No Uncle Ben's (too expensive.)
No Pillsbury slice and bake (too expensive, and not really tasty.)
The only take out we had was an occasional bucket of chicken, and Rubino's pizza on Friday nights.
That's what I do too. Maybe more intensely than my mom, because I am me. But from scratch is my way to go. I have tricks and short cuts of course, and it's taken me years to figure out the best way to make a tiny New York kitchen work to my advantage. It was only a year ago that we renovated and made our kitchen the Shangri-La it is today. A dishwasher, a full sized stove, a big fridge with a bottom freezer, and CABINETS! My point is, is that it has always felt important to cook for myself, my husband and now my children. I figured out how to cook for one, then added on.
When I moved to New York it was out of necessity to figure out the mysteries of the kitchen once and for all, I was poor and it was cheeper and better for me than eating take out. I had spent years bopping around the country working at theaters, and not having my own kitchen, before that in an unhappy marriage where I was berated about my cooking because it wasn't as good as my mothers.
At least I tried. The only way to become good at something is to practice. So once I was in a place long enough to really really practice that's what I did. What I do.
A year ago I gave myself a cooking challenge. Maybe it was part of the nesting that occurs when you are waiting for the birth of a child. I decided a month before our son Noah was born that we were going to stop buying bread and I was going to bake bread for us. I wasn't sure how I was going to do it. We're busy. Sometimes we're really really busy. What about the summer? When it's 90 degrees. What then.
Well. It's a little over a year later, and I did it.
There were a few times over the summer where we bought bakery bread, and we also buy the occasional hamburger potato bun.
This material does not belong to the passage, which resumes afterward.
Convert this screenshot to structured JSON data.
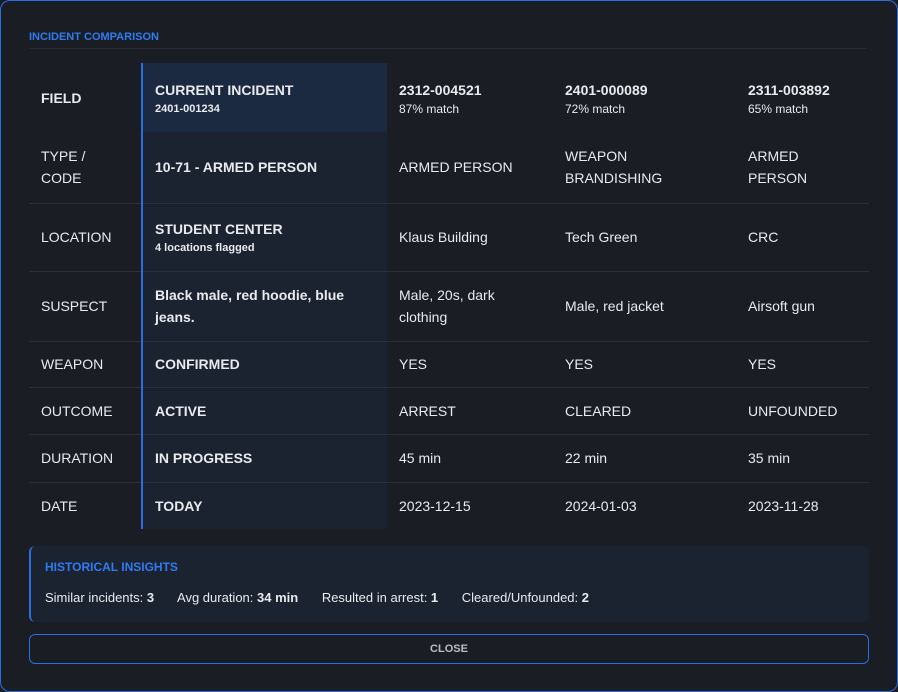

The toast and sandwiches we have consumed over the last year have primarily been bread that I have made. I have to thank the woman who writes the blog www.butterpies.com because that blog got me started. She had a recipe for a fast crusty loaf that helped me get over the hump, and the recipe through all of my revisions and add ons still is one that I use primarily. I found the blog one night when Michael and I were having soup for dinner and craving some fresh bread. An hour later we had what we wanted.
Yesterday I used a new recipe. I happened to look at the back of the Gold Metal Flour bag and it had a recipe for honey whole wheat bread. That's basically what I make anyway, but this had a few extra steps, a longer rise and looked interesting. It was spectacular. The extra steps were worth it, and developed the gluten in a way that made a nice tall loaf that didn't collapse when I put it in the oven. I tweeted about it, and it tickled me that Gold Metal Flour retweeted my picture, and tweeted me back saying I was on the right track with my dough.
This year my next cooking adventure is launching Harlem Souper Heroes
But I'm going to continue to bake our bread. My experiment has become our life style and has changed us for the better.
So we are a wholesomely retro household. Where there will be cookies in the cookie jar, pizza on Friday nights, and fresh bread every week.